SELAMLARRR! Geçen gün ki yanlış bölüm atmamdan sonra şimdi doğru bölümü atıyorummm!
İyi okumalar...Herkesin evini öğrenemese de Minho ve Jisung denen kişilerin evini öğrenmişti. Bu kişilerin kim olduğuna dair bir çıkarım yapmak Hyunjin için zordu, çok tuhaf kişiler olduğunun düşünmüştü sadece ön görüden arta kalan kısımda tek gördüğü ikilinin tuhaf halleriydi.
Hızlıca Felix de kendine geldiğinde onu kaldırıp ışınlandı sonuçta zaman onların aksine hızlıydı. Sonlarını hazırlamak istemiyorsa hızlı davranmalıydı, Minho'nun evine ışınlanmıştı önce onu ikna edeceğini düşünmüştü diğerinin biraz daha uçuk bir tip olduğunu görmüştü Felix'in anılarında.
Felix nereye geldiklerini anladığı an Minho'nun yatağının başına doğru ilerledi.

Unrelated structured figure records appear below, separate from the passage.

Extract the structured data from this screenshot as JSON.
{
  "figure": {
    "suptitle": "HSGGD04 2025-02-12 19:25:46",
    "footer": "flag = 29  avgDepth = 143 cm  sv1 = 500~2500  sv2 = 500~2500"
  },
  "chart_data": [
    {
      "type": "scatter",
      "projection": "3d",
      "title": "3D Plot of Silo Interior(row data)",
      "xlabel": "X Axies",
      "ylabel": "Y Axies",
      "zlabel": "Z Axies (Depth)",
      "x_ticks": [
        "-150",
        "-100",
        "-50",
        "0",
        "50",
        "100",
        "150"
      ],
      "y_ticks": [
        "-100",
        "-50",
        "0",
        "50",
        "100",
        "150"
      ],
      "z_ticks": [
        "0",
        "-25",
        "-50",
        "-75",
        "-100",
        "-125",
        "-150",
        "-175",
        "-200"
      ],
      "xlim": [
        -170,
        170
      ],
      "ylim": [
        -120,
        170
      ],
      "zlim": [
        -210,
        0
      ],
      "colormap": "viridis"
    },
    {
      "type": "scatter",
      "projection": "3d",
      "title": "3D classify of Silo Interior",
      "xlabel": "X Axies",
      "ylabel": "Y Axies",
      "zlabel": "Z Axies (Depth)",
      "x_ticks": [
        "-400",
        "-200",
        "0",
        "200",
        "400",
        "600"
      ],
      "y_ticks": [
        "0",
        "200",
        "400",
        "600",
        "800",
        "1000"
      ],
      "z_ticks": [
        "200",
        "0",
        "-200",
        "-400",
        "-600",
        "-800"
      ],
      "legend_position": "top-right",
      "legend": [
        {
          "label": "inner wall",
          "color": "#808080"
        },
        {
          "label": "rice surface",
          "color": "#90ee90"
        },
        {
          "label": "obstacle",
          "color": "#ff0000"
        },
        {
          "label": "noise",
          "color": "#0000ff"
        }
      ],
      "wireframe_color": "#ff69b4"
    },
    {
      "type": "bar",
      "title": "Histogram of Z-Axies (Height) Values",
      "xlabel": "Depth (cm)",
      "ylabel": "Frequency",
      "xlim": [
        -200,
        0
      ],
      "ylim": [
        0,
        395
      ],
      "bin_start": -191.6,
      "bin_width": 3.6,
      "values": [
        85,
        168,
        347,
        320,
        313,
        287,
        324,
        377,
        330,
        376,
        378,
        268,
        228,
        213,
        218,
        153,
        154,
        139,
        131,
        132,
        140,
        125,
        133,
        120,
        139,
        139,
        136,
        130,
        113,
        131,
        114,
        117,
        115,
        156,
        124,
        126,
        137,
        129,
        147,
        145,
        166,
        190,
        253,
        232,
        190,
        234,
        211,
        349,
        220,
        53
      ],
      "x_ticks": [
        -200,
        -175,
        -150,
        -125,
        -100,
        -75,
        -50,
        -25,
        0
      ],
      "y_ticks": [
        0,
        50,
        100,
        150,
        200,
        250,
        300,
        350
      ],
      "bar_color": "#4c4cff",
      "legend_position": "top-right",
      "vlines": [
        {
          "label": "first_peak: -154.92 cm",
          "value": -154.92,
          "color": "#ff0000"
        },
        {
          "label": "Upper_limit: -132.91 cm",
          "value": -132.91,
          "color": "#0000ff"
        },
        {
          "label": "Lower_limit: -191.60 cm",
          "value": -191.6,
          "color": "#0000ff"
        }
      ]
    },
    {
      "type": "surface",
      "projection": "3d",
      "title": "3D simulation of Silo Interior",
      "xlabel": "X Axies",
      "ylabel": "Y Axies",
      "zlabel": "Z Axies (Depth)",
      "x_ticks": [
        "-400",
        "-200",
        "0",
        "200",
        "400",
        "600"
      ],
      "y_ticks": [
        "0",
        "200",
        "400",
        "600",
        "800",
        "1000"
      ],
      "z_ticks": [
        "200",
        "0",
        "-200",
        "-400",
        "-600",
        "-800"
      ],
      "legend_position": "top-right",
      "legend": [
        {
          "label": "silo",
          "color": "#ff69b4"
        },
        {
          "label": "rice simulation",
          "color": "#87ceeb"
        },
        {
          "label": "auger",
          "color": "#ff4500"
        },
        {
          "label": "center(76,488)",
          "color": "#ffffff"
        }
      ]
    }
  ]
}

Hyunjin konuşsa gencin tuhaf şeyler yapacağını düşünüyordu. Gerçi bu durumda kendisinin de tuhaf olacağının farkındaydı ama yapacak çok da bir şey yoktu. Bu yüzden kendisi uyandırıp ilk kendisini dinlemesi gerektiğini düşündü.
Sonuçta hiç bilmediği bir şeylere de kalkışsa Seungmin için ölmeye bile giderdi Felix. Onun yoldaşıydı Seungmin, her şeyiydi, ona kucak açan ilk kişiydi ve daha da ötesi onu ilk gördüğü andan beri gerçek ailesine kavuşmuş gibiydi.
Gencin yatağının başında durdu, Minho Hyungunun uyuduğunu gördüğünde minik bir şok yaşadı, tahmin etmişti uyuduğunu ama nedensizce uyumayacağına da bir yandan emindi. Sonuçta herkes Seungmin için ayaktaydı ve Minho kardeşi gibi gördüğü çocuk kayıpken evde öylece uyuyacak biri değildi. Sonra aklına geldi kendisi de sanki zorlanmıştı bu uyku gibi görünen şeye, belki dedi Minho Hyungu da öyleydi. Bu yüzden onu sarsarak uyandırmaya çalıştı.
Minho ise rüyasından kopmak da zorluk yaşıyordu.
"Sevgilim, Şifam, iyi ki benimlesin."
Sevgilisi kendisine gülünce o da daha geniş bir gülümseme sunmuştu Jisung'una onu çok seviyordu. Her şeyden çok seviyordu onu...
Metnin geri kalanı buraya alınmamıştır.